President Biden is aware of the option.

“The cost of going into Ukraine in terms of physical loss of life for the Russians – they’ll be able to prevail over time, but it’s going to be heavy,” he told media on Thursday. “It’s going to be real. It’s going to be consequential. Putin has a stark choice. Either de-escalation or diplomacy. Confrontation and consequences.”

Fight or flight response

“The Western allies are sending dangerously contradictory messages about their willingness to impose anything beyond a financial slap on the wrist,” warns Miller.

He says that repeated targeted sanctions against Russia’s powerful oligarchs won’t cut it. “Russia’s business elite would prefer to continue travelling to the West and keep their foreign bank accounts. But they don’t decide Russia’s foreign policy: Putin does, with advice from a small circle of security service chiefs, most of whom are already under sanction.”

Cortright argues big-stick sanctions may not be the answer. But perhaps the carrot of lifting them may be.

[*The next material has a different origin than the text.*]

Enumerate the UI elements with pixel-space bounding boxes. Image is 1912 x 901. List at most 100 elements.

“The offer to lift sanctions can be an effective bargaining chip for persuading the targeted regime to alter its policies.,” he says. “In an increasingly globalised world economy, unilateral sanctions face huge obstacles – even when imposed by the world’s largest economy.”

Whatever the case, President Biden’s sanctions threat isn’t likely to have much effect without international support.

“This is not all just a cakewalk for Russia,” President Biden said. “They’ll pay a stiff price immediately, near term, medium-term and long term if they do it.”

The problem is: how?

“If Biden is serious about using sanctions to shape Russia’s calculus, his administration needs to sharpen its messaging,” says Miller. “The administration should name the Russian banks it would blacklist, the specific transactions it would prohibit, and the companies that would be in danger of going under. Then the Kremlin might start taking its sanctions threats more seriously.”

But Putin believes the dollar speaks louder than principles in Washington. Just as it does in Moscow.

“If diplomacy fails, the US and its NATO partners will need to do more than rely on cycles of sanctions and dialogue to counter Russia,” says Sussex. “More importantly, if they really do seek to uphold the principles they espouse, they may find they can speak louder with actions than with words.”